Sous le terme de « théologie de la rétribution » , on désigne un ensemble de discours théologiques qui établissent un rapport de cause à effet entre des comportements humains considérés comme « justes » ou « moraux » et une récompense divine immédiate. Ou, pour le dire plus simplement: si tu te comportes « bien », Dieu te récompensera immédiatement; si tu te comportes « mal », Dieu te punira immédiatement. Mais, pour les tenants d’une théologie de la rétribution, l’inverse est aussi vrai, à savoir: si tu connais le malheur, c’est que Dieu te punit pour des mauvais actions ou si tu connais le bonheur, c’est que Dieu te récompense pour tes bonnes actions.
Cette manière de voir, présentée ici de manière simpliste, traverse l’histoire et s’inscrit dans une logique toute humaine au travers de nombreuses cultures et religions. Elle est encore présente aujourd’hui dans nos sociétés sécularisées, même si elle n’est plus forcément mise en relation avec Dieu. N’est-ce pas ce une forme de théologie de la rétribution que d’affirmer à propos d’un malade: « quand on voit comme il fumait, faut pas s’étonner qu’il a un cancer du poumon » ou inversement: « il n’est pas logique qu’il soit mort brusquement d’un arrêt cardiaque, lui qui menait une vie si saine »? Dans les deux cas, il est fait un rapprochement entre une attitude moralement condamnée ou valorisée et une situation personnelle enviable ou non.
Les textes bibliques contiennent des expressions qui se rapportent directement à cette théologie. Les plus explicites sont ceux qui émanent des textes dits « deutéronomistes ». Il s’agit d’un ensemble de textes de l’Ancien Testament, daté du VII au VIème siécle avant notre ère. Commençant son œuvre au moment de l’Exil, le Deutéronomiste (un nom qui désigne un collectif d’auteurs se situant dans le même courant de pensée et d’écriture), sur la base du rassemblement de traditions orales ou écrites plus anciennes et fortement influencé par la pensée et la littérature assyrienne, procède à la première synthèse historique et théologique des traditions israélites et judéennes. Il fait cela pour apporter une réponse à la question: pourquoi la catastrophe de la destruction de Jérusalem (et de son Temple), la fin de la dynastie davidique et l’exil à Babylone ? Sa réponse est simple: si ceci est arrivé c’est parce que le roi (ou le peuple ou les deux) n’a pas respecté l’alliance passée avec Dieu. Autrement dit, la situation d’Israël et de Juda est le résultat d’une punition divine pour un comportement condamnable. On se situe en plein dans une pensée rétributive.
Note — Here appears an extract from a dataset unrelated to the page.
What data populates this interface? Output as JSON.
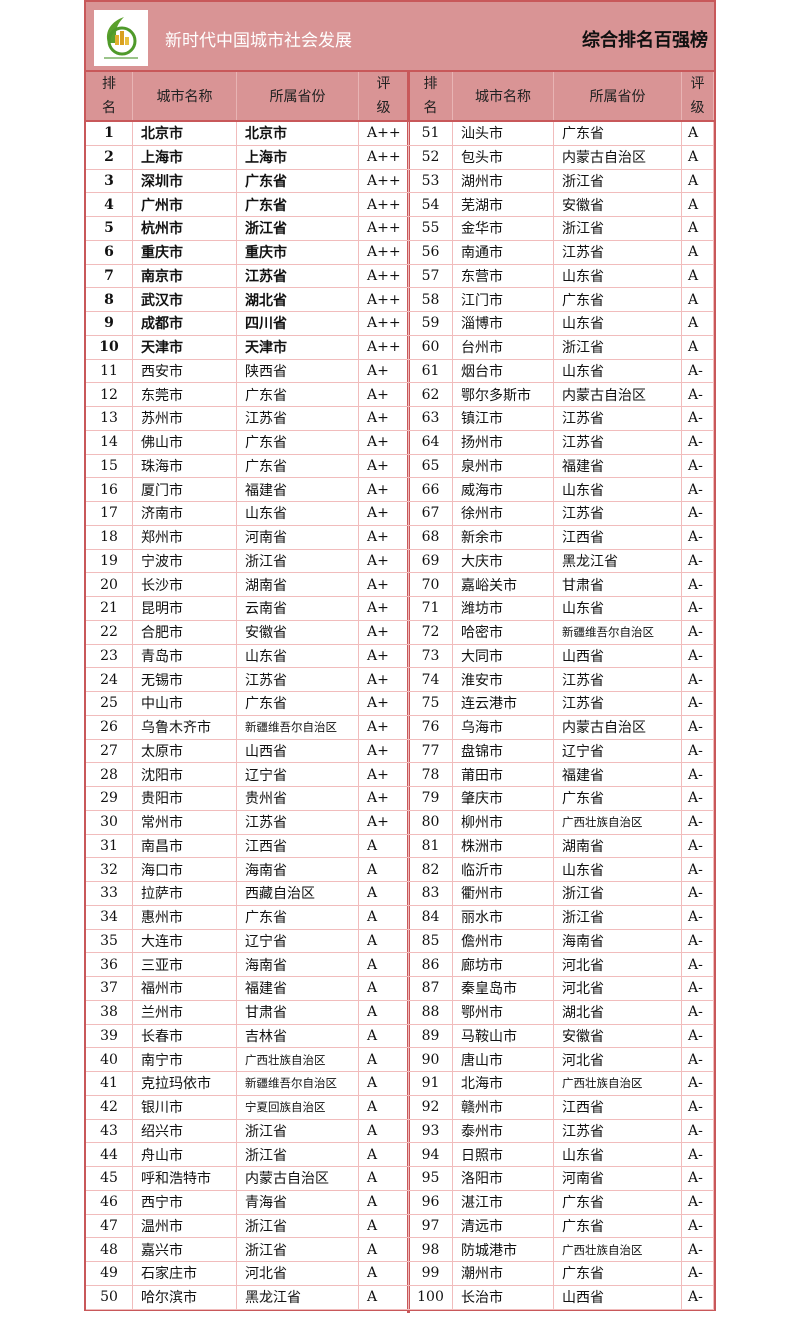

Le Deutéronome n’est pas le seul courant biblique qui se situe dans cette pensée. La sagesse traditionnelle du Proche Orient Ancien, que partage en grande partie l’Israël antique, en est aussi imprégnée. Sur cette sagesse traditionnelle, merci de consulter l’étude N°1 du cours biblique consacré à Job. On peut aussi consulter un résumé de l’enseignement en Ancien Testament publié sur le site de la faculté de théologie de Genève.
Mais les textes bibliques contiennent aussi une contestation de cette théologie qui dialogue, dans le cadre du canon biblique, avec elle. Le livre de Job (cf. notre cours consacré à ce livre) en est l’expression la plus complète. C’est aussi le cas de l’enseignement de Jésus. (Cf. particulièrement Jean 9)
Il vaut aussi la peine de bien comprendre ce qui motive une telle théologie. Car elle se fonde sur une compréhension somme toute fondée de Dieu. A savoir que Dieu est juste et qu’il promeut la justice entre les humains. Et si Dieu est juste, il ne peut pas laisser faire ce qui apparait comme une injustice: que des comportements humains injustes demeurent impunis. C’est bien au nom d’un attachement à la justice que se développe les théologies de la rétribution. Ceci devrait servir d’avertissement à chacune et chacun: hypertrophier une ou l’autre des caractéristiques humaines conduit à défigurer Dieu. Mais avec cette dernière remarque, on aborde la question de la théodicée qui est traitée dans une autre capsule pédagogique.